Every accident was classified by one of six degrees of severity, and I made the target of my modeling “serious accidents,” which was a composite of those accidents that had resulted in a fatality or an incapacitating injury.
The data showed only those accidents with two vehicles had a lower percentage of severity than those with one vehicle or three or more.
It also showed that serious accidents had a higher percentage of male drivers and a lower percentage of female drivers than not-serious accidents did:
Starting the Modeling Process
After I had the data I wished to work with, I transformed columns with categorical data like weather conditions and the month of the crashes into their own columns with pandas’ get_dummies function for better quantification and comparison. In addition, the dataset was imbalanced in that only 1.85% of accidents were classified as “serious accidents.”
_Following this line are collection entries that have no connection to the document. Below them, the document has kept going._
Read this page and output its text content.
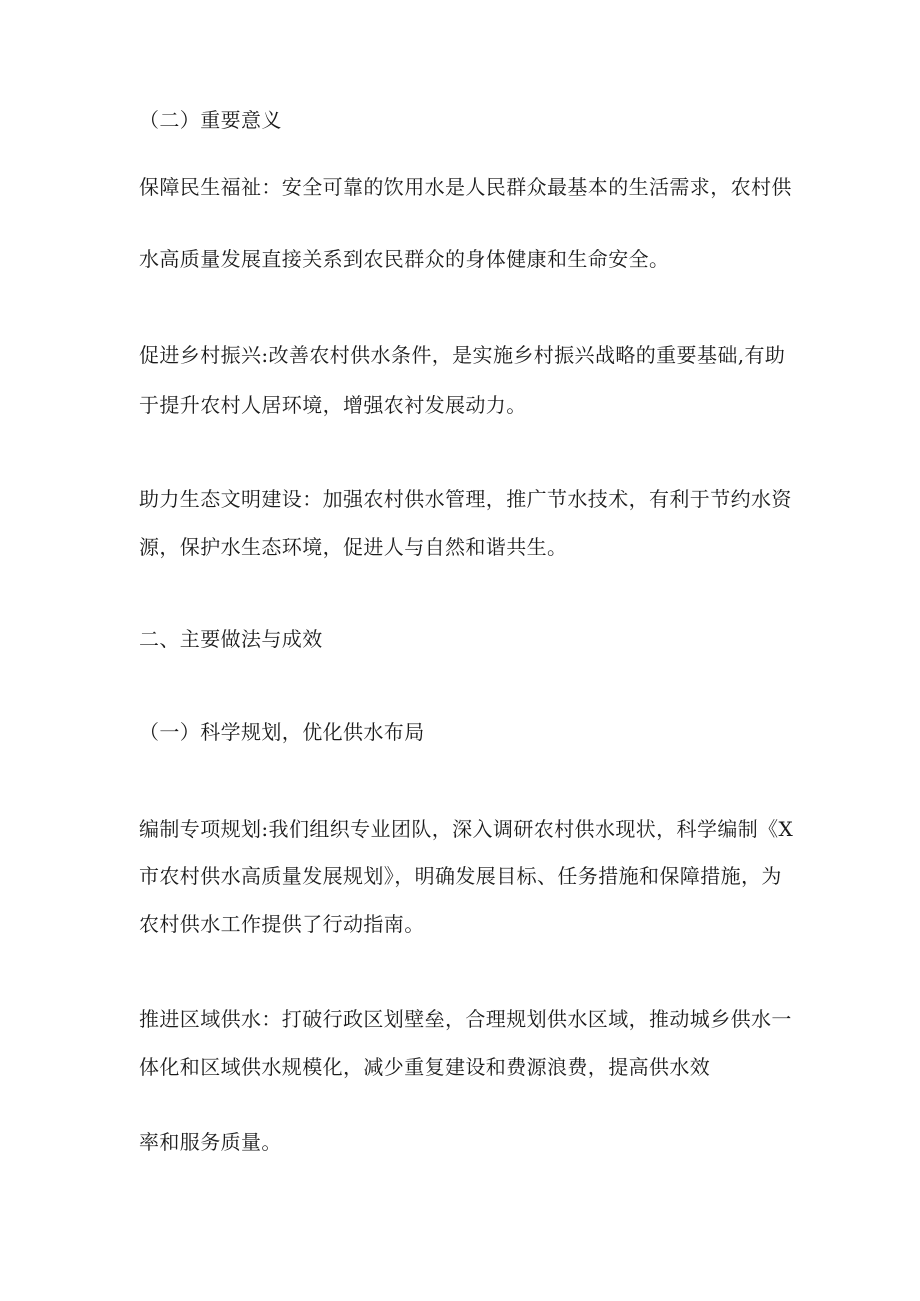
（二）重要意义
保障民生福祉：安全可靠的饮用水是人民群众最基本的生活需求，农村供
水高质量发展直接关系到农民群众的身体健康和生命安全。
促进乡村振兴:改善农村供水条件，是实施乡村振兴战略的重要基础,有助
于提升农村人居环境，增强农衬发展动力。
助力生态文明建设：加强农村供水管理，推广节水技术，有利于节约水资
源，保护水生态环境，促进人与自然和谐共生。
二、主要做法与成效
（一）科学规划，优化供水布局
编制专项规划:我们组织专业团队，深入调研农村供水现状，科学编制《X
市农村供水高质量发展规划》，明确发展目标、任务措施和保障措施，为
农村供水工作提供了行动指南。
推进区域供水：打破行政区划壁垒，合理规划供水区域，推动城乡供水一
体化和区域供水规模化，减少重复建设和费源浪费，提高供水效
率和服务质量。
Modeling can be difficult with such imbalanced data, because I’d be training my models on data that would classify the majority accidents as not serious. When I would later introduce new data into the model to make predictions, it would not know as well how to predict a serious accident.
So after splitting the data into training and testing sets, I used SMOTE (Synthetic Minority Over-sampling Technique) to re-balance the training set, which I then used for modeling
Initial Model Assessment
When assessing the initial models, I chose to prioritize the metric of recall instead of accuracy in order to prioritize serious accidents, even if some non-serious accidents ended being misclassified as serious, the idea being to maximize public safety. (Recall is calculated by dividing True Positives by the sum of True Positives and False Negatives.)
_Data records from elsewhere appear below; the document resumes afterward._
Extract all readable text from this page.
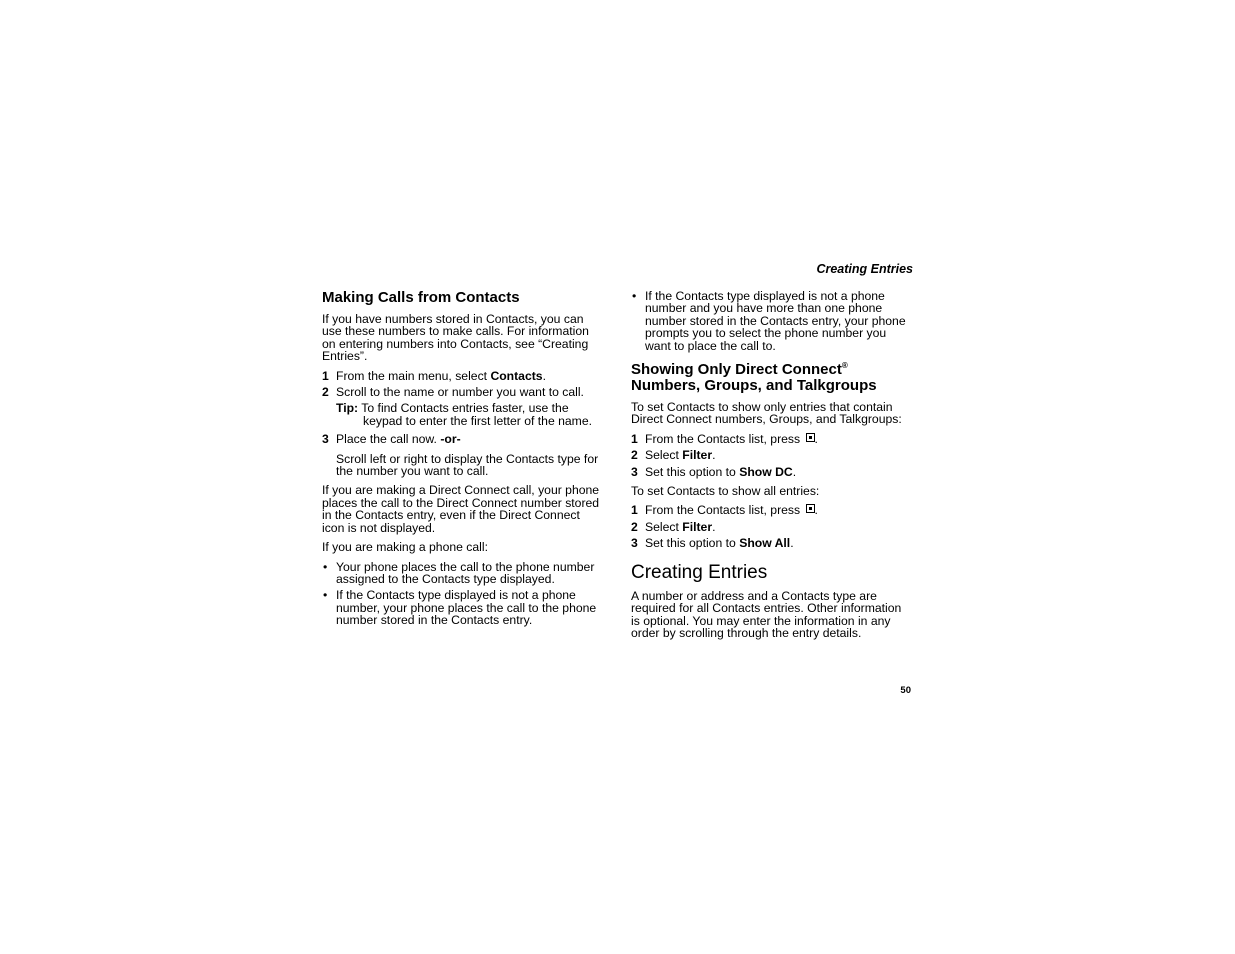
Creating Entries
Making Calls from Contacts

If you have numbers stored in Contacts, you can use these numbers to make calls. For information on entering numbers into Contacts, see “Creating Entries”.

1 From the main menu, select Contacts.
2 Scroll to the name or number you want to call.
Tip: To find Contacts entries faster, use the keypad to enter the first letter of the name.
3 Place the call now. -or-

Scroll left or right to display the Contacts type for the number you want to call.

If you are making a Direct Connect call, your phone places the call to the Direct Connect number stored in the Contacts entry, even if the Direct Connect icon is not displayed.

If you are making a phone call:

• Your phone places the call to the phone number assigned to the Contacts type displayed.
• If the Contacts type displayed is not a phone number, your phone places the call to the phone number stored in the Contacts entry.
• If the Contacts type displayed is not a phone number and you have more than one phone number stored in the Contacts entry, your phone prompts you to select the phone number you want to place the call to.
Showing Only Direct Connect®
Numbers, Groups, and Talkgroups

To set Contacts to show only entries that contain Direct Connect numbers, Groups, and Talkgroups:

1 From the Contacts list, press .
2 Select Filter.
3 Set this option to Show DC.

To set Contacts to show all entries:

1 From the Contacts list, press .
2 Select Filter.
3 Set this option to Show All.
Creating Entries

A number or address and a Contacts type are required for all Contacts entries. Other information is optional. You may enter the information in any order by scrolling through the entry details.

50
Also when comparing training and testing metrics, I looked to avoid models that overfit the training data. Overfitting is when a model is trained very well on training data, or really too well in that it has difficulty classifying new data. An indicator of overfitting is when test scores are very different than training scores.
Here is chart of my initial models.
Model Refinement
After the initial modeling process, I chose my top three models to refine, but the Logistic Regression model I couldn’t get much movement at all in the metrics no matter the new parameters I chose.
With Naïve Bayes, when you talk about “naive” classification, you’re assuming that each element is independent of one another. Then, you can estimate an overall probability of the ending up at the target (or not) by multiplying the conditional probabilities for each of the independent features. I ran several models and used scikit-learn’s GridSearch module to facilitate experimentation with various parameters. As already mentioned, I decided to de-emphasize false positives, but still my best model still had too many accidents predicted as serious that were not serious to be useful. In other words, it had too many false positives. Here’s its confusion matrix:
For my Random Forest model, I again ran around eight or nine variations, often using GridSearch. I determined one model had the best recall with the least overfitting.(Its parameters had a maximum depth of two, ten maximum features, and five trees in each forest, a.k.a. n_estimators). Despite this model being my “best” one, it had a low recall score and an overfitting problem.
Still, I thought it was interesting to see the most important features in this model:
If the Project Continued
Although the project and my model exploration eventually had to come to an end, if I had more time to spend, I would run all the models again with my dataset and again choose a handful of them to refine. This time, I would emphasize a different metric, most likely F1 which averages out recall with precision. I would also try parameters to minimize overfitting, which just about all my models had an issue with.
Even though I did not get the results I wanted from this project, I was still a worthwhile introduction to machine learning models.